Trend in tobacco tax revenue presents a challenge for states
AS smoking has declined in the United States, Russia has become a prime market for tobacco sellers. Nearly 60 percent of that country's population smokes, and smokes heavily.
Now Russian officials appear likely to impose restrictions on tobacco advertising and smoking in restaurants. A separate effort to raise excise duties by nearly 135 percent is also under way.
These moves will be praised by health advocates, of course, but the ultimate impact may be relatively limited. According to The Wall Street Journal, analysts say similar initiatives in other countries have driven down the number of smokers by just 3 percent to 5 percent during the first year of implementation and then leveled off.
That would leave Russia with nearly as many smokers, but also more revenue from excise duties. As government finds ways to use the additional revenue, the unintended consequence is to make it harder to eliminate tobacco use. Ironically, government dependence on tobacco tax is a major obstacle to banning tobacco. Just look at the United States and Oklahoma for evidence.
In Oklahoma and other states, policymakers often cite the impact of smoking-related illness when justifying higher tobacco taxes to fund health initiatives and welfare programs. However, once such “sin” taxes are adopted, a significant share of the population suddenly depends upon smokers to subsidize government even as the number of smokers gradually declines. It's a Catch-22 that few policymakers are willing to acknowledge.
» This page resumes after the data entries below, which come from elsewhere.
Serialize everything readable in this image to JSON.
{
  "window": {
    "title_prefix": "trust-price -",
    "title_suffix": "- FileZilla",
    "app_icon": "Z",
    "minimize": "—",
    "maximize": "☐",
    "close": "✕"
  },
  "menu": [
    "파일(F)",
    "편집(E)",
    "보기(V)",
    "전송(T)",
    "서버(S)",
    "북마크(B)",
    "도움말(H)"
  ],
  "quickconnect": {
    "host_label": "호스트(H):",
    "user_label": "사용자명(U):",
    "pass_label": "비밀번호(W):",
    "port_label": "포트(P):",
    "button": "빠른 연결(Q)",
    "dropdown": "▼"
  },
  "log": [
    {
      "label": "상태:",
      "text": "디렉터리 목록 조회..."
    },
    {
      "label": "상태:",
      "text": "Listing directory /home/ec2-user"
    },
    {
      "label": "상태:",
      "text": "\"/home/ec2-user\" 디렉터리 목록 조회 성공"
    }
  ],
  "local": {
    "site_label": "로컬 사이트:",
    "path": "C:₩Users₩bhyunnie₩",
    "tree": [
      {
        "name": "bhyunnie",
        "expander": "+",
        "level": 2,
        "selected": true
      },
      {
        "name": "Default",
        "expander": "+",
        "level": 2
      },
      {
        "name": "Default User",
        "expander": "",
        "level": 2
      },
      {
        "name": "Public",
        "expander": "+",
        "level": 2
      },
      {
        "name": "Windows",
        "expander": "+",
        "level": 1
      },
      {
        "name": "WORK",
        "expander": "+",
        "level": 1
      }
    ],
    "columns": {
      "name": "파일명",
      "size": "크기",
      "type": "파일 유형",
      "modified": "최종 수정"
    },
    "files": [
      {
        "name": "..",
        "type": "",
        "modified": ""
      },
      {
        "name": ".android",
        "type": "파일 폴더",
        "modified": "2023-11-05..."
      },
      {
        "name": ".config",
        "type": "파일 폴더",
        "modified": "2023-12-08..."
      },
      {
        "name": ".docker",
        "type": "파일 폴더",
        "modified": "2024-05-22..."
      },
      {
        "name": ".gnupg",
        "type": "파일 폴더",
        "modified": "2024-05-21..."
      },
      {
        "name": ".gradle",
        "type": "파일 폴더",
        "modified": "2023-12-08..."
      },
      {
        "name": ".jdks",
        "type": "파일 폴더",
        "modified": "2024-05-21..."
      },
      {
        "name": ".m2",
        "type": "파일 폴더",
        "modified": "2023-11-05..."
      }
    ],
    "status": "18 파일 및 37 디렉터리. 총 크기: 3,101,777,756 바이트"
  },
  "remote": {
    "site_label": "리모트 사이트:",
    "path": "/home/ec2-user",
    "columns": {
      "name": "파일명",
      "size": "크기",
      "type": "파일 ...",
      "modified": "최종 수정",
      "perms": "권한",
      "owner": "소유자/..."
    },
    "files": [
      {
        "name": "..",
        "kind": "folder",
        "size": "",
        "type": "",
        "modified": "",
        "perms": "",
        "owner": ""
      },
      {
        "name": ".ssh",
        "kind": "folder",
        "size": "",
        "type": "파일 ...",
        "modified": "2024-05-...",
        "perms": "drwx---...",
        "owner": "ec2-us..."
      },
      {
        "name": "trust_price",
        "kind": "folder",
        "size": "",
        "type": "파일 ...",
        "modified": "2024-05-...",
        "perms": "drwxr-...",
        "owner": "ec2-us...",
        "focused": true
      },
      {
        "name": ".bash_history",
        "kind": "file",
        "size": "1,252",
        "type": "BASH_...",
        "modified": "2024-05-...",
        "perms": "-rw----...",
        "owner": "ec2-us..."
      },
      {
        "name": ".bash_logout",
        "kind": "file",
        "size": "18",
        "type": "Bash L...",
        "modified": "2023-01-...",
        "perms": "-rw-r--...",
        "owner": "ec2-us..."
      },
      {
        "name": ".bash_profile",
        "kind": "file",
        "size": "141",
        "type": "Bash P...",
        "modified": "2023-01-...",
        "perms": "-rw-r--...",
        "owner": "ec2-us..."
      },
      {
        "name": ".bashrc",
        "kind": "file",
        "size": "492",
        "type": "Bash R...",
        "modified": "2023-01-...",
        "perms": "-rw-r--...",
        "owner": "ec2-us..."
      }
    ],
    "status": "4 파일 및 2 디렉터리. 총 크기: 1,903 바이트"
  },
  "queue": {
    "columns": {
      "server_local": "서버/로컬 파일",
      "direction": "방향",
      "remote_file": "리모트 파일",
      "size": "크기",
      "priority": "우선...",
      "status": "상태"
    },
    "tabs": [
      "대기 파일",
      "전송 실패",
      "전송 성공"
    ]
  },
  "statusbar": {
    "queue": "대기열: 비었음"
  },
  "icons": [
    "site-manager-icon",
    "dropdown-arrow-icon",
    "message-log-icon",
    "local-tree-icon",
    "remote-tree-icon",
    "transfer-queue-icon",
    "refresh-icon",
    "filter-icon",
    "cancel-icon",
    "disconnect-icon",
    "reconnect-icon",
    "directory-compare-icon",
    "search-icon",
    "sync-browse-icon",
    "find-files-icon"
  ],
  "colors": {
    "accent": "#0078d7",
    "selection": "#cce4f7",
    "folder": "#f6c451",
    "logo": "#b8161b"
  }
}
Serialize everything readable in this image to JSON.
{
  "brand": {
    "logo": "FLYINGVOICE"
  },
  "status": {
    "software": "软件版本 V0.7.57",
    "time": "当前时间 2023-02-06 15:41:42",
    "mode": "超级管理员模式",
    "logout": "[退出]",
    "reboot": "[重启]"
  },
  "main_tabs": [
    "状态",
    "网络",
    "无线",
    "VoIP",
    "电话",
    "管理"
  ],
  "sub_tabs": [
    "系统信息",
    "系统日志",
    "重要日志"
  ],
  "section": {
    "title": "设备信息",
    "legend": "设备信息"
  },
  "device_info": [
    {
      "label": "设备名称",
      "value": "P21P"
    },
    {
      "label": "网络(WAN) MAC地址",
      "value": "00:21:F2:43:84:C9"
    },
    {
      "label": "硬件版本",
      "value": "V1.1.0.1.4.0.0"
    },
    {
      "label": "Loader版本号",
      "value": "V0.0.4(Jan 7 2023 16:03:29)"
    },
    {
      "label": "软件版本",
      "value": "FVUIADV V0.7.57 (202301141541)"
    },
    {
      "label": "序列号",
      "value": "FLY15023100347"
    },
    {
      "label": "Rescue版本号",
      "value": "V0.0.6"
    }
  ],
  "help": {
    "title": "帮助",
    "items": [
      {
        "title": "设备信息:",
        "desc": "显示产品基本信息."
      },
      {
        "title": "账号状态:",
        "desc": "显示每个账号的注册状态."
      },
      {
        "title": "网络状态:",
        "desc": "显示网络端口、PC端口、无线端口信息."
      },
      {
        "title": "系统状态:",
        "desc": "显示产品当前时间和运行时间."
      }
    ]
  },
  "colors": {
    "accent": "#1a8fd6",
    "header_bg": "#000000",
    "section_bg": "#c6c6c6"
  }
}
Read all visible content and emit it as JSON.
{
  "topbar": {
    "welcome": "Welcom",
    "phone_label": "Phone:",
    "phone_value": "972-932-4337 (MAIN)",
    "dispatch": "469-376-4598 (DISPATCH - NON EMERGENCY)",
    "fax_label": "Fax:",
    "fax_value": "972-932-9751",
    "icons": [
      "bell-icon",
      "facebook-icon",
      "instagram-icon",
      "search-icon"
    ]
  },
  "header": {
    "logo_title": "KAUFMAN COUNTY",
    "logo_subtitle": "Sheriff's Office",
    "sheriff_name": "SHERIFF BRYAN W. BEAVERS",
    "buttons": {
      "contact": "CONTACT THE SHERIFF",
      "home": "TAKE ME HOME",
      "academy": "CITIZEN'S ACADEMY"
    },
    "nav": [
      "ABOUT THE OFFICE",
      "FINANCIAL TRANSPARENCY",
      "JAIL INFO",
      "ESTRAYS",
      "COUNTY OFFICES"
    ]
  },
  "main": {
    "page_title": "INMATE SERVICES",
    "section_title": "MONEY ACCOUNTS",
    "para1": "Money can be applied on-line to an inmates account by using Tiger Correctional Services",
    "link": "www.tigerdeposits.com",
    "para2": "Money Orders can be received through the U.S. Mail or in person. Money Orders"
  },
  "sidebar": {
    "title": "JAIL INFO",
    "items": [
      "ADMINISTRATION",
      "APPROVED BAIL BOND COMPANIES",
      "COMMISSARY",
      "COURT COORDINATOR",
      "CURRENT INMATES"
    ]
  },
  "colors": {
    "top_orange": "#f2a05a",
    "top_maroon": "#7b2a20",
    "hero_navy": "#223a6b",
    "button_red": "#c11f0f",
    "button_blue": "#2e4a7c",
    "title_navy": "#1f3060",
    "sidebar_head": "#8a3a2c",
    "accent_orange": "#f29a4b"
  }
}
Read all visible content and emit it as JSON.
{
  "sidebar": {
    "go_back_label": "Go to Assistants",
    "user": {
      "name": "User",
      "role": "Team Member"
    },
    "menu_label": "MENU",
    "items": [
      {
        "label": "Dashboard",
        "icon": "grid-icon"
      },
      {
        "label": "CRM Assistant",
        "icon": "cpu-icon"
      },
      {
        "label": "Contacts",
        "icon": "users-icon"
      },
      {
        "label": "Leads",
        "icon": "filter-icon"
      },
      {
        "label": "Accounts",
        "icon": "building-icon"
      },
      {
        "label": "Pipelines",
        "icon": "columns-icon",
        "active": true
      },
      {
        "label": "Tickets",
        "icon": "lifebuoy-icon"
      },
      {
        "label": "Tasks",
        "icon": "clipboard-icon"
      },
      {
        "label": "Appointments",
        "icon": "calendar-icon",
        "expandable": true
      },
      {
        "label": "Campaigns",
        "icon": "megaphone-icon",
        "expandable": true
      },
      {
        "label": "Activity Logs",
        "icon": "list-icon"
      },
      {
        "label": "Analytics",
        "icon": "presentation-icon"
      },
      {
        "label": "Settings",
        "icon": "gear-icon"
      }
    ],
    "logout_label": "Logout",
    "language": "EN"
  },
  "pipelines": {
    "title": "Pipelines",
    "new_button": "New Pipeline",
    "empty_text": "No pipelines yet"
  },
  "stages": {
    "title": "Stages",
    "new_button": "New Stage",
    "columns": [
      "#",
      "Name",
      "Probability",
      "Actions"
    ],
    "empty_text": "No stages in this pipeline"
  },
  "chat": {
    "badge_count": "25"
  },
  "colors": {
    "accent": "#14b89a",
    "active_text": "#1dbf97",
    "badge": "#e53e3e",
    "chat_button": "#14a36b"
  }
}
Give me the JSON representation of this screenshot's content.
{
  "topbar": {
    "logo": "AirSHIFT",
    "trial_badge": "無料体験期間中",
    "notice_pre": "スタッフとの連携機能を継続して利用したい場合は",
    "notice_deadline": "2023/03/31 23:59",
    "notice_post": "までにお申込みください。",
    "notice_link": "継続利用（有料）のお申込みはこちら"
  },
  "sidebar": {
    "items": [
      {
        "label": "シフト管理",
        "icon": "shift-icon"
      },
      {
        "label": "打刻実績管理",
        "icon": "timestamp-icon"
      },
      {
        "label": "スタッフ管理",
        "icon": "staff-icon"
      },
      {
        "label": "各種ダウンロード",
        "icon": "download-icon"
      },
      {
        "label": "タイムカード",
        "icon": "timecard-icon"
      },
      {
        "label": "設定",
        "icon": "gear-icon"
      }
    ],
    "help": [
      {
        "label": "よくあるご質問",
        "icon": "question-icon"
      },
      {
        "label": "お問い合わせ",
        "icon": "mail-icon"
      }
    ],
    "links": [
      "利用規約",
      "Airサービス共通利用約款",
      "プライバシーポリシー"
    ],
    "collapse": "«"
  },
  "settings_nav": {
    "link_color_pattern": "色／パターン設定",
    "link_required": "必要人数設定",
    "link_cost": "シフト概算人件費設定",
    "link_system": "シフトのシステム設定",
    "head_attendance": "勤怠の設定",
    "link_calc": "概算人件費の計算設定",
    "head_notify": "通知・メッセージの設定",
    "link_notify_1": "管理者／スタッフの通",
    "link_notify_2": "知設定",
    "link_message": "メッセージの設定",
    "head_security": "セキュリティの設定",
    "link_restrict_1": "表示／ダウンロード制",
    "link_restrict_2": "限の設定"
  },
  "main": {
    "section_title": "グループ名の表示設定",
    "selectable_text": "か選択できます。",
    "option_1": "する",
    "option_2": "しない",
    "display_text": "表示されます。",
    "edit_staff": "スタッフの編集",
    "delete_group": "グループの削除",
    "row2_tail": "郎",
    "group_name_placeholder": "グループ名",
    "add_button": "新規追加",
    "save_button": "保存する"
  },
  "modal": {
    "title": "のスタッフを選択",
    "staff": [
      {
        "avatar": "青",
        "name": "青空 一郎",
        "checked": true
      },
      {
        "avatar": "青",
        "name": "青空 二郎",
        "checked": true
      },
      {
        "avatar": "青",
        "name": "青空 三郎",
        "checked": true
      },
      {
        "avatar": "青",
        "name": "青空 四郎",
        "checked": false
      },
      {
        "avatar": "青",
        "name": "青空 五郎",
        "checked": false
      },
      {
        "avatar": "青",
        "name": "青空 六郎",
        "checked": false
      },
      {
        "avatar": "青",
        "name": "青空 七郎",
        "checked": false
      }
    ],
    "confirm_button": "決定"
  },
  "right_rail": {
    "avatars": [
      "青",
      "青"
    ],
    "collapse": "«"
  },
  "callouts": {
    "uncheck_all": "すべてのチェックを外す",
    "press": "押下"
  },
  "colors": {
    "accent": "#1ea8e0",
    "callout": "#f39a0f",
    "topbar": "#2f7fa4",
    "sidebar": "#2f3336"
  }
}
One exception was former state Rep. Ray Vaughn, R-Edmond. In 2000, Vaughn filed legislation to outlaw the sale of tobacco in Oklahoma by 2025. The quarter-century phaseout, he said, would allow for a smooth transition for businesses that relied on tobacco sales while ultimately resulting in a healthier population. Naturally, Vaughn's bill went nowhere. The impact on government funding was likely a factor.